Man using a Mirafit Sissy Squat Bench

Whether you’re an advanced or beginner lifter, it’s very normal to have a love-hate relationship with leg day. But whether you love it or hate it, it is important that you have an effective lower body regime to keep you strong and functional. Common areas of weakness or injury in the lower body include the hips and the knees. Enter the Sissy Squat.

What is a Sissy Squat?

The Sissy Squat is an anteriorly dominant squat pattern that uses a Sissy Squat Bench to anchor your shins into a vertical position, from which you can squat back, targeting the legs, without the higher technical demands of a traditional squat.

Sissy Squat Benefits

Men using Mirafit Sissy Squat Bench

Stronger Knees

The sissy squat is great for exposing the knees, particularly the ligaments in the knee, like the ACL, to high amounts of sheer load. When used in a progressive and scaled fashion (e.g. you may start with only a few unweighted sissy squats and progress to more reps and eventually add extra weight to the movement), this is great for making the knees stronger and more resilient to injury.

Stronger Hips

If performed with an upright torso, the Sissy Squat is great for targeting the rectus femoris, a part of the quadricep that is heavily involved in hip flexion, thus strengthening the function of the hip.

Easy to Perform

The technique requirements of the sissy squat are fairly low, because of the strong base of support created by the foot anchor. This makes it a great exercise for loading the knees and hips if you struggle with technique on other lower body exercises.
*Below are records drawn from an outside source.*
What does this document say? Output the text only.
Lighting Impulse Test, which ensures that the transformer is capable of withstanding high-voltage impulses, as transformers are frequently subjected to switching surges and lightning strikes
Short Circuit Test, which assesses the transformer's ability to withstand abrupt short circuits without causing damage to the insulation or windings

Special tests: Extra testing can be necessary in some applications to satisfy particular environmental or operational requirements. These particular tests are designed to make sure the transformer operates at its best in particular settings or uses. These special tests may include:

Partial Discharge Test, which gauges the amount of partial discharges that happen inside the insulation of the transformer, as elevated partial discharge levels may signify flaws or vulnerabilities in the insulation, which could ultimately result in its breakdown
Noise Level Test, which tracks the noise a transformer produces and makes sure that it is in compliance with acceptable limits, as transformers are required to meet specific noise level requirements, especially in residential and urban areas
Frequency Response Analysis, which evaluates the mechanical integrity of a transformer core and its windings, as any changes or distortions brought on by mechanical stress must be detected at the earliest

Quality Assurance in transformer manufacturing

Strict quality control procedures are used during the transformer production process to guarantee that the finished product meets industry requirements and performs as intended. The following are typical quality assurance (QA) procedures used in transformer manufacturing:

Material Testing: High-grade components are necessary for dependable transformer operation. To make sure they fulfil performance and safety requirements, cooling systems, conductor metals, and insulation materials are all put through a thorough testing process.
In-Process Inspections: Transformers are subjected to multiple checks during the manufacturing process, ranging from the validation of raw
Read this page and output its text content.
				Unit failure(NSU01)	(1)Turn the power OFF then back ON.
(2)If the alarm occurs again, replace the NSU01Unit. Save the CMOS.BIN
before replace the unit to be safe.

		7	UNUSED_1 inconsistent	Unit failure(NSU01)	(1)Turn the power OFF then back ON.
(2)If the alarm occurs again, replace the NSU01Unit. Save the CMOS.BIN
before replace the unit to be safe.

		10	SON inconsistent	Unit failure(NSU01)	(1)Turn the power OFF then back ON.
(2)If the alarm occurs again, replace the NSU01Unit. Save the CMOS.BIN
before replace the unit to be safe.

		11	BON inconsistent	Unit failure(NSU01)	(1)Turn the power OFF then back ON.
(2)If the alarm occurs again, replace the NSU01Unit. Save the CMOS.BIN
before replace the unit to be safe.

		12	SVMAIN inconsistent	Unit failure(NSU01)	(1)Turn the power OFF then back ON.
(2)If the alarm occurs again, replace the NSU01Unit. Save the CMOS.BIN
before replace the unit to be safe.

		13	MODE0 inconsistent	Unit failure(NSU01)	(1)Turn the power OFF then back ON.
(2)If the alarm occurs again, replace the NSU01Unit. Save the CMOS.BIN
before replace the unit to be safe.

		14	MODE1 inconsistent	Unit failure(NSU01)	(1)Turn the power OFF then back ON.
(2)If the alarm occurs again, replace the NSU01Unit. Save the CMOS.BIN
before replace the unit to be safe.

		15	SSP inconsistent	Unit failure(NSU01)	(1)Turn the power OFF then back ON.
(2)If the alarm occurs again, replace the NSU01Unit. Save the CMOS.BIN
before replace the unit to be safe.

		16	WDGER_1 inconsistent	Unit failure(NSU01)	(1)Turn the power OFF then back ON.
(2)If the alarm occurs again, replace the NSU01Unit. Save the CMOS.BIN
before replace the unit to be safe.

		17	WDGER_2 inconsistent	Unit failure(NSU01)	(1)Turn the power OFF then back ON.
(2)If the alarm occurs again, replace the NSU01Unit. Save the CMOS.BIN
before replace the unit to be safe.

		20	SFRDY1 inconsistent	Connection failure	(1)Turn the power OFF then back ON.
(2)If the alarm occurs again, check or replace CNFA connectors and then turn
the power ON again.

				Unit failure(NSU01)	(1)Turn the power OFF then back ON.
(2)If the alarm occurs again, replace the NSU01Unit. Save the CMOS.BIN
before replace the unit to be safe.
Common Sissy Squat Mistakes

Leaning Forwards Too Much

If you wish to target the rectus femoris, then stretching across both the knee joint and the hip joint is really helpful, since the muscle is biarticular (it works across two major joints). So, sitting back and having a more upright torso is beneficial because it opens the hips up more, stretching the rectus femoris more.

Taking it Too Easy

As with any exercise, progressive overload is key for long-term progress. It is therefore important that, once accustomed to Sissy Squats, we make them harder. This can be done by increasing the volume, by performing more reps, or by increasing the intensity, by adding external load to the movement.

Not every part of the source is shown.